Isabel Amor ha convivido con esa pregunta toda su vida, más aún por ser una profesional dedicada a los derechos humanos y la defensa de las disidencias sexuales. Fue directora de la Fundación Iguales y jefa regional del INDH de Ñuble, al cual llegó tras concursar por Alta Dirección Pública. Allí, organizaciones de derechos humanos cuestionaron su nombramiento, sin embargo, fue defendida por Consuelo Contreras, directora del INDH, al considerar que no podía ser discriminada por ser hija de. Luego, Amor fue elegida como directora del SernamEG de Los Ríos, a donde se trasladó con su mujer, que está embarazada. Antes de comenzar ese trabajo, Amor había dado una entrevista, que no había sido publicada aún, a revista Sábado. Ella tuvo acceso a una primera versión de esta entrevista, inédita aún, y se la envió a una jefatura -según ha dicho- para evitar conflictos en cómo enfrentar las preguntas sobre un tema tan complejo.

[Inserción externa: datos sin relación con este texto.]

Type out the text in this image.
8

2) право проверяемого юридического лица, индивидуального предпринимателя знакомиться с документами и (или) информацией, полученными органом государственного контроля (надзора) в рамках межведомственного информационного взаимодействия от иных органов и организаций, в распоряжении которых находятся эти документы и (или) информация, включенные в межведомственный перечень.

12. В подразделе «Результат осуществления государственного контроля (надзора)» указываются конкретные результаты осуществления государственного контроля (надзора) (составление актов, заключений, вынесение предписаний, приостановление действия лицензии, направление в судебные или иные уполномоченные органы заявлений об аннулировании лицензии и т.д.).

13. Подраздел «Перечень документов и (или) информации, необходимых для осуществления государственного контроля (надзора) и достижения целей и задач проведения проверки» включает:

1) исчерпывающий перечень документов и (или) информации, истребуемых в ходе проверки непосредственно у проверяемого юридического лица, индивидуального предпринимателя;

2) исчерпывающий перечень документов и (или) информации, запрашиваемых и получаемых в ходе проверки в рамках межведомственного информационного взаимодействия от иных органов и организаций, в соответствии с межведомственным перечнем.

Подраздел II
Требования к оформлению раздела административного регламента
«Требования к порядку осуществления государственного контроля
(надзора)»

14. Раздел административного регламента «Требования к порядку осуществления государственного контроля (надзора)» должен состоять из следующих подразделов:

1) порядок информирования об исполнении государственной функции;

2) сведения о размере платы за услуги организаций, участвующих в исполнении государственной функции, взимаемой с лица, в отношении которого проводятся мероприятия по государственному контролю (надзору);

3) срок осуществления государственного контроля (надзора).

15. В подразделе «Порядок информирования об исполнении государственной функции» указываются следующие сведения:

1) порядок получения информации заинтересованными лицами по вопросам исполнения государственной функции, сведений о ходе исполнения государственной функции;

El resto es historia: 48 horas después fue despedida del cargo, por pérdida de confianza. Entendibles como son las posturas, dolores y frustraciones de los familiares, y de las asociaciones de derechos humanos, otra cosa es el análisis del rol del Estado y de la institucionalidad respecto de un tema tan central como lo es la extensión de la culpabilidad.
Desde esta perspectiva, es evidente que no puede aceptarse que una persona sea despedida por la condena del padre, pues eso es contrario a cualquier valor democrático y republicano. Cada cual forja su vida, y esta no debiera ser una sociedad de herederos, ni de lo bueno ni de lo malo. Al aceptarla para el SernamEG de Los Ríos, se puede asumir que la respuesta hacia la extensión de la mancha por los delitos del padre fue la correcta, e igual a la que dio antes Contreras en el INDH: cada cual es responsable de sus propios actos, acciones y omisiones.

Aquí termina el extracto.